Why It Is So Difficult to Operate a Business in Baltimore
Jay Steinmetz is a former member of the Maryland Small Business Commission and is the CEO of Barcoding Inc. His firm is located in the heart of the area of Baltimore where most of the recent unrest took place.
He took to the pages of WSJ to tell us that " on any given day what takes place in this neighborhood is a slow-motion version of recent events. Graffiti, which anyone with experience in urban policing will affirm is the first sign of trouble, regularly appears on the exterior of our building. From there the range of crimes escalates to burglarizing cars in the parking lot, and breaking and entering our building."
Steinmetz goes on:
Baltimore fares even worse than other Maryland jurisdictions, having the highest individual income and property taxes at 3.2% and $2.25 for every $100 of assessed property value, respectively. New businesses organized as partnerships or limited-liability corporations are subject, unusually, to the local individual income tax, reducing startup activity.
The bottom line is that our modest 14,000-square-foot building is hit with $50,000 in annual property taxes. And when we refinanced our building loan in 2006, Maryland and Baltimore real-estate taxes drove up the cost of this routine financial transaction by $36,000.

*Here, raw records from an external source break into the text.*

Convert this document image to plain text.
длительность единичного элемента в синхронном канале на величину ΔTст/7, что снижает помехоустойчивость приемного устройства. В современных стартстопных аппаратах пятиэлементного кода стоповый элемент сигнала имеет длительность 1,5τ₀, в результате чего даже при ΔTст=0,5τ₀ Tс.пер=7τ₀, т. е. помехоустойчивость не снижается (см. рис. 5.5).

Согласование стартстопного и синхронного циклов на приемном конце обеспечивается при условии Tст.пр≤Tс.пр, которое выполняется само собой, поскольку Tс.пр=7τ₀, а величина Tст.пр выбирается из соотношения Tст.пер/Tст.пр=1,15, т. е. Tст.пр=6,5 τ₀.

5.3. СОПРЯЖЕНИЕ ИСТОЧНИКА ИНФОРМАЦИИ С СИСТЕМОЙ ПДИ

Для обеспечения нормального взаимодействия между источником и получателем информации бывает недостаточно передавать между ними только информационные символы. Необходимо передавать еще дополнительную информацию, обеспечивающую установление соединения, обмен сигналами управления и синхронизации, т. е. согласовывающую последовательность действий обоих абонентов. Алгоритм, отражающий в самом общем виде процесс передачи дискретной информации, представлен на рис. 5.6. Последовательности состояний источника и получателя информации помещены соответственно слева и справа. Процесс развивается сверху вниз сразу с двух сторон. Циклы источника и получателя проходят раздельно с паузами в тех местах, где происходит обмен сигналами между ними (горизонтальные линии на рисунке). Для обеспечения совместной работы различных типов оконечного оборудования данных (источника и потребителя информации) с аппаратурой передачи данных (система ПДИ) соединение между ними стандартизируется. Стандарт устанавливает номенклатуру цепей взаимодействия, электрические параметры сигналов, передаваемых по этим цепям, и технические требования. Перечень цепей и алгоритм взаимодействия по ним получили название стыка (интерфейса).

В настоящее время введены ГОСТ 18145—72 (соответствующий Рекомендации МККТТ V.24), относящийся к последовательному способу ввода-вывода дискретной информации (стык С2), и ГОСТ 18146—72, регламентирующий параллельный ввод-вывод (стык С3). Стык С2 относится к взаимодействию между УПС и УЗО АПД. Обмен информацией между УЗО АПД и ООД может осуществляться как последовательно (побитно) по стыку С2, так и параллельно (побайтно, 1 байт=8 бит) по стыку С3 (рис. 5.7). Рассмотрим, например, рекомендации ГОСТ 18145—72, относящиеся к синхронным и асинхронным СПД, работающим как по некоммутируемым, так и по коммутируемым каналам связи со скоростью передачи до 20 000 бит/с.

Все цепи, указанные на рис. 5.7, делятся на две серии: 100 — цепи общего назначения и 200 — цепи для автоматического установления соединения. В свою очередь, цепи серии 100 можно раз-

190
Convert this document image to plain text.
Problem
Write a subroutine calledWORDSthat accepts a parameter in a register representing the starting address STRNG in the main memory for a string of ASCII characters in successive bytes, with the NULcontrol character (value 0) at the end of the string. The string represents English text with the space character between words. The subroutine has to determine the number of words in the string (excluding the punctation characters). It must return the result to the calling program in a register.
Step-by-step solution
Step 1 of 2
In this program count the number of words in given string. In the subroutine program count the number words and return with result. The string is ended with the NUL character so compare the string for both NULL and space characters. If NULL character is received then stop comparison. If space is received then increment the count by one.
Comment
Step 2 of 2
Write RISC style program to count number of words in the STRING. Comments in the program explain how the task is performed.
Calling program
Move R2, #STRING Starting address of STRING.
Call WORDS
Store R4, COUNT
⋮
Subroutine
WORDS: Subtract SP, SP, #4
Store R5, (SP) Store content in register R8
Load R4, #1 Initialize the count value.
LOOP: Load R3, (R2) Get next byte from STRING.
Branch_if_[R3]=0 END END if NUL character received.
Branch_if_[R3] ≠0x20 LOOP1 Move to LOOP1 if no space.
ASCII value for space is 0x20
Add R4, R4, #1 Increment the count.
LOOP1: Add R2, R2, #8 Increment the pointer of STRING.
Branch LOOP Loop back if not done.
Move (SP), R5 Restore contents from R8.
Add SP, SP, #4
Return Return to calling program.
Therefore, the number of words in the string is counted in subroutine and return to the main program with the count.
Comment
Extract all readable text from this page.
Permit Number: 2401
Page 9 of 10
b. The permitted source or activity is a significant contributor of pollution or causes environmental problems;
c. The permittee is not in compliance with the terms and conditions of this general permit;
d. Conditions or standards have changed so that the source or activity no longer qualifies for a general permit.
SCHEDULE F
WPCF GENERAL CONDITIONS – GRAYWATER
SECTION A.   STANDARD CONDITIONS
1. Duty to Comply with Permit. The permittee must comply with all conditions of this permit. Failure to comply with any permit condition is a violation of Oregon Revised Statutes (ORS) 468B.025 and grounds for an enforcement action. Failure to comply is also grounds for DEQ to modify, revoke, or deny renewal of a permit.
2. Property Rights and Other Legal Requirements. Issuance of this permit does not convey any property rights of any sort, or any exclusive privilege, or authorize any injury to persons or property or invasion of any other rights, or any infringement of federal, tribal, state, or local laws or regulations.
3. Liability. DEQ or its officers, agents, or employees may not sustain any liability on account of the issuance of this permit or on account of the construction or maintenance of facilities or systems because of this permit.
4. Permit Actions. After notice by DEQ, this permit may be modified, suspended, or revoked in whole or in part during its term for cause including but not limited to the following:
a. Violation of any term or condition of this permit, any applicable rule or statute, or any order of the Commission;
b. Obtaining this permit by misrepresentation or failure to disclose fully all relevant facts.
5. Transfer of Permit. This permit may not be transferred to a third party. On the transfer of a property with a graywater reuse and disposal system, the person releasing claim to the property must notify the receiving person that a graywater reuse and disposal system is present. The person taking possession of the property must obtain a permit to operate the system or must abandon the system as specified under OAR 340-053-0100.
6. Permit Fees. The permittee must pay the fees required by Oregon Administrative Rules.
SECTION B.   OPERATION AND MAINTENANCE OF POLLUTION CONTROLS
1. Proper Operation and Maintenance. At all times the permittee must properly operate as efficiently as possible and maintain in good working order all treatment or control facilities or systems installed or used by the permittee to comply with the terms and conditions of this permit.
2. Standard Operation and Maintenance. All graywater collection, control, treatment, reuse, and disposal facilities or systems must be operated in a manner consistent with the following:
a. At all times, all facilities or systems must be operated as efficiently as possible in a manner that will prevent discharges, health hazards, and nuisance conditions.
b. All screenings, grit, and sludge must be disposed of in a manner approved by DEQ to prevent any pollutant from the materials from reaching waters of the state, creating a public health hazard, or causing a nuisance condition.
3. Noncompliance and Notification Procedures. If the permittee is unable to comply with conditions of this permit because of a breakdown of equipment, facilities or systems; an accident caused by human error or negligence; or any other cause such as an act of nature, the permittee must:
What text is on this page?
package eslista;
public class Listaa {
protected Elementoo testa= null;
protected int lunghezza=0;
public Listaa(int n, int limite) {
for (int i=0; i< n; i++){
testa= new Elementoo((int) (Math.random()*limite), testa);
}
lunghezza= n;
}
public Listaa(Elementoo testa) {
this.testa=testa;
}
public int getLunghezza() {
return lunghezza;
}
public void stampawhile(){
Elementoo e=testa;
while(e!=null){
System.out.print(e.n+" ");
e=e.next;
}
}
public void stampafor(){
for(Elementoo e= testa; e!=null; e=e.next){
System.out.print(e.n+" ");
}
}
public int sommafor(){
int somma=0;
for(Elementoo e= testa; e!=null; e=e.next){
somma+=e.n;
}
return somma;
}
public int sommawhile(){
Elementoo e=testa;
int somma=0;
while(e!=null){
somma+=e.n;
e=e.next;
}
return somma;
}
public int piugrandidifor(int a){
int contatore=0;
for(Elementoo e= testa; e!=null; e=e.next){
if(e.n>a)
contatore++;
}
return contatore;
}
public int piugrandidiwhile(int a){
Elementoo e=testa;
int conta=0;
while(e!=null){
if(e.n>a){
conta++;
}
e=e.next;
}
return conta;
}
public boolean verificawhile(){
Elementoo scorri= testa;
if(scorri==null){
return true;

State and city regulations overlap in a number of areas, most notably employment and hiring practices, where litigious employees can game the system and easily find an attorney to represent them in court. Building-permit requirements, sales-tax collection procedures for our multistate clients, workers’ compensation and unemployment trust-fund hearings add to the expensive distractions that impede hiring.
Harder to quantify is the difficulty people face who want to live here. Our employees reduce their tax burden and receive better public services in the suburbs. I live in the city, however, and it is a challenge to stay here. My two children attend a public elementary school where classrooms are filled beyond capacity with 30 or more students. Bathroom stall doors and toilet-seat lids are missing.
On top of this, as I have pointed out in an earlier post, the former Governor of Maryland Martin O'Malley, who appears ready to compete against Hillary Clinton for the Democratic presidential nomination, before leaving office signed a bill that will cause the minimum wage to escalate for years to come. Thus, this further burdens business who dare attempt to operate in this land of urban primitivisim.
High taxes, a high minimum wage and suffocating regulations is not an environment that results in growth and creativity. It is government madness of the first order.